U.S. intelligence officials now say Russia’s Spetsnaz are expanding into eastern and southern Ukraine, as well. The intelligence report from February assessed that Russian provocateurs would look to instigate low-level street brawls or “skirmishes” in eastern and southern Ukraine. The report also predicted that Russia’s shadow warriors would seek to pay off Ukrainians to attend pro-Russian rallies and in general fan the flames of separatism. And since then, eyewitnesses say, that’s exactly what’s happened.
One U.S. official said the U.S. military intelligence analysts suspect elements of the 45th Spetsnaz regiment of Russia’s military intelligence service known as the GRU were conducting the provocations in Ukraine. On Thursday the White House added Igor Sergun, the 57 year old chief of the GRU, along with 19 others to a list of Russian officials sanctioned for the invasion of Crimea.
“This is the use of deniable special operators under GRU control to create provocations and really these are quasi-deniable operations,” added John Schindler, a retired NSA counter-intelligence officer and specialist in Russian affairs who now teaches at the U.S. Naval War College.
Russia says that the ball is now in the West's court to avert civil war.
“The western sponsors of ‘maidan’ protesters, especially those who put their signatures under the aforesaid agreement and also the United States who is standing behind them, are obliged to bridle their fosterlings, who have gone out of control, and make them distance themselves from neo-Nazis and other extremists; stop using weapons against the Ukrainian people and immediately start a real national dialogue, in which all regions will take an equal part, in the interests of an early and fundamental constitutional reform,” the Russian Foreign Ministry said.

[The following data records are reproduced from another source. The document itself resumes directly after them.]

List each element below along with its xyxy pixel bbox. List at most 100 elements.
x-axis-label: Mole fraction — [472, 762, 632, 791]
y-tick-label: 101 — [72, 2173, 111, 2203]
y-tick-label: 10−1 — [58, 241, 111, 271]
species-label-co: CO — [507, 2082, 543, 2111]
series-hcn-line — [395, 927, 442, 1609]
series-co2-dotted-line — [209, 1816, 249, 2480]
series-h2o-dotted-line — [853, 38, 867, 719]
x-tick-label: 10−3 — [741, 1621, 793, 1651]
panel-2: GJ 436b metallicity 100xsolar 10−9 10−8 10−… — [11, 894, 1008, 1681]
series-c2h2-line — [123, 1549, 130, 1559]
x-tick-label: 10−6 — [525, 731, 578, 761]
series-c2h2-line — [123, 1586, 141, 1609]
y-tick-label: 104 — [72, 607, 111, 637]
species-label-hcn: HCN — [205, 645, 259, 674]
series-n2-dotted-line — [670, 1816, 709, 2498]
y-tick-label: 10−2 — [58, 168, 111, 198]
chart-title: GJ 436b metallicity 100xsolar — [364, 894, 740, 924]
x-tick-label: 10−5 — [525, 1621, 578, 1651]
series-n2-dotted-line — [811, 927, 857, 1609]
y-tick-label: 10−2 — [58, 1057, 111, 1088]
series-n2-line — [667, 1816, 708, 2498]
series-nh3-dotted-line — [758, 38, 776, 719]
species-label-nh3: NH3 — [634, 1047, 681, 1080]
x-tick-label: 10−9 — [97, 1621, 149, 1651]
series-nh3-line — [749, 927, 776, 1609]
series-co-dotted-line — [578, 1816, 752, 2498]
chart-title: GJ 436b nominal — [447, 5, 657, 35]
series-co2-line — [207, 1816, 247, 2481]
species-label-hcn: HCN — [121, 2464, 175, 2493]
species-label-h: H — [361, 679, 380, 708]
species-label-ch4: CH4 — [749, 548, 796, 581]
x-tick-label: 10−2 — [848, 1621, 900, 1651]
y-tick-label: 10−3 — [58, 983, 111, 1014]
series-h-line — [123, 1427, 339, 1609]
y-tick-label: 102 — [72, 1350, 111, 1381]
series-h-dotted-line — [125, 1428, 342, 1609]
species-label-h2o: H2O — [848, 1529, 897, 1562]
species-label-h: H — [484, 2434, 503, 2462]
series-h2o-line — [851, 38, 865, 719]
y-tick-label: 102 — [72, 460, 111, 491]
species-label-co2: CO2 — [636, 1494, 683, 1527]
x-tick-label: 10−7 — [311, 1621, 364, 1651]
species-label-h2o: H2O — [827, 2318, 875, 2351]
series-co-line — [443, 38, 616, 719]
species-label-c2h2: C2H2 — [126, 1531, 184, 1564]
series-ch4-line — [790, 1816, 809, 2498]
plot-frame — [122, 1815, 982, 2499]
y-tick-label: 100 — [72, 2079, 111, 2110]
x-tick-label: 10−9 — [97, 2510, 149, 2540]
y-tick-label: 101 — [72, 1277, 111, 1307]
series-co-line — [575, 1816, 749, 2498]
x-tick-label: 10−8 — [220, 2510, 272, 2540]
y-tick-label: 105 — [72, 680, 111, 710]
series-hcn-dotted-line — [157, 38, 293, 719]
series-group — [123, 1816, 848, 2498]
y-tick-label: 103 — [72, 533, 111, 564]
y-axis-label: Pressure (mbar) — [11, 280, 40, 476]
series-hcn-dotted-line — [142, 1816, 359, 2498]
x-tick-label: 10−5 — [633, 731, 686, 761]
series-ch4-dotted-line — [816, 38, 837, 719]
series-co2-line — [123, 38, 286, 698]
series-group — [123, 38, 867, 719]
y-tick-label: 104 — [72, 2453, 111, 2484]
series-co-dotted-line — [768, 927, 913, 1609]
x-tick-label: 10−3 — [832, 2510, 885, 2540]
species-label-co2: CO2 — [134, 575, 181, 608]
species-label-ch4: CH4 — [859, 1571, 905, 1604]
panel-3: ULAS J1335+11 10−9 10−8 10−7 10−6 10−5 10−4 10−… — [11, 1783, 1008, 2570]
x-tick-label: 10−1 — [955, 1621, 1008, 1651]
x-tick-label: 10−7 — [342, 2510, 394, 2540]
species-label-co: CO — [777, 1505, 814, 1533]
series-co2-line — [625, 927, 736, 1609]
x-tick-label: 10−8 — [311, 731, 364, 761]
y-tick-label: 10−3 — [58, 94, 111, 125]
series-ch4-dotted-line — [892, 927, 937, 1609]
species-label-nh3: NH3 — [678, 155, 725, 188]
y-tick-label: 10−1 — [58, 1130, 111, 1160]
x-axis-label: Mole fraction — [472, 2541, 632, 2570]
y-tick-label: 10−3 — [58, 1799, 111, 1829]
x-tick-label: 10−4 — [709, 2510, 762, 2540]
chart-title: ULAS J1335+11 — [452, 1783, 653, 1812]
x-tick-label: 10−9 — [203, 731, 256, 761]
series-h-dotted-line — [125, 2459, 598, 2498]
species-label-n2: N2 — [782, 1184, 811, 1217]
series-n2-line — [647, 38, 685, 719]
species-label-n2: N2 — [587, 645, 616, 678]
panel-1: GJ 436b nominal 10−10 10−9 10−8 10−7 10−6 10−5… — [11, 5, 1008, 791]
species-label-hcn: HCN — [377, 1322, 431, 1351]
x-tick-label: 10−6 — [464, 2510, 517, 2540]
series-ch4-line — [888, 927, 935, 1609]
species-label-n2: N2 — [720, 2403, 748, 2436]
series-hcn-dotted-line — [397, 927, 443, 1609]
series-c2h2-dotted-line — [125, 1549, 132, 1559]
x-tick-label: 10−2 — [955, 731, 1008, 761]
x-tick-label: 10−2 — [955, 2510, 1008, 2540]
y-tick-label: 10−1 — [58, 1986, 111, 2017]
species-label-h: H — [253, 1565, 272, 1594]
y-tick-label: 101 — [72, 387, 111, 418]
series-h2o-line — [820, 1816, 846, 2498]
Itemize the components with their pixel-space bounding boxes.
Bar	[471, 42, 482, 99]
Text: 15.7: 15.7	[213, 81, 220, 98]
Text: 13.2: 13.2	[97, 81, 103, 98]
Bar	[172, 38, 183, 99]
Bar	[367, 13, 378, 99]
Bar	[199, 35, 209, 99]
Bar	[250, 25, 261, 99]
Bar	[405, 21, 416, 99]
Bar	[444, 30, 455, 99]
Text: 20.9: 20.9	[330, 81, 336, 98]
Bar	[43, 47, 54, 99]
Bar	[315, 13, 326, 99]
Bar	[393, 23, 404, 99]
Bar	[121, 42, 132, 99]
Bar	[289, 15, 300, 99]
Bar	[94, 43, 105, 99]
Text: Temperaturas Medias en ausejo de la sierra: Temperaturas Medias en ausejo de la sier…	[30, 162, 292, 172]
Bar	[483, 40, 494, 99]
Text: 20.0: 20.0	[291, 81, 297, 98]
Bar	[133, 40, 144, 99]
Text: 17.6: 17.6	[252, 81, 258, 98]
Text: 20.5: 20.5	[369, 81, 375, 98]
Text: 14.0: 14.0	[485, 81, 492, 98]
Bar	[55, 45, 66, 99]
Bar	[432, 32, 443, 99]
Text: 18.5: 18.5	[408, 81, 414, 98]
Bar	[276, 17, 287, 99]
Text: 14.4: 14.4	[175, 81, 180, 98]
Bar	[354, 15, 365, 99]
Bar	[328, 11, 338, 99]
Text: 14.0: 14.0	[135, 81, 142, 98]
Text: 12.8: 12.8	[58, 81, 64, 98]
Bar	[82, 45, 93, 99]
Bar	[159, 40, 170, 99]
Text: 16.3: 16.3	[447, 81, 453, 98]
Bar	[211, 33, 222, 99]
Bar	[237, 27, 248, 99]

“A possibility to avert a civil war is now in the hands of the West,” the Russian Foreign Ministry stressed.
We note that Lincoln said that averting civil war was in the South's hands prior to commencing the Civil War.
James Meek, a reporter for the Guardian who has lived in Ukraine before and who would know the pulse of the ground, has this to say.
There are multiple possible interpretations of what is unfolding in eastern Ukraine. The Putinite "men in green", as they are now being called by Ukrainians, for the time being have the active support of some locals, particularly pensioners. But one essential point is beyond dispute. Nothing that has happened in Ukraine up to now justifies either military intervention by Russia or the injection of armed mercenaries and irregulars into a peaceful country.
In the wake of the revolution in Kiev that drove the corrupt president Victor Yanukovych to flee, Ukraine faced a world of problems. Not one of those problems has been made easier by Putin seizing Crimea or sponsoring insurrection in eastern Ukraine. Ever since the revolution, Putin has promoted the idea that Ukraine is in "chaos". But there was no chaos, so he made some. The only chaos in Ukraine has been caused by Russian intervention.
Putin has promoted the notion that ethnic Russians were in danger. There has never been evidence for this unless you count as brutal repression a failed attempt to revive an old law making Ukrainian the sole language for court hearings and government forms. Putin calls for greater autonomy for the south and east of Ukraine, and more rights for Russian-speakers, while doing all he can to obstruct elections that would bring them back into the political process.
In a haunting article, written during Putin's invasion of Crimea, the Ukrainian writer and ethnic Russian Yelena Styazhkina said: "Ukraine is my motherland. The Russian language is my native language. Let Pushkin save me and liberate me from sadness and anxiety. Pushkin, but not Putin."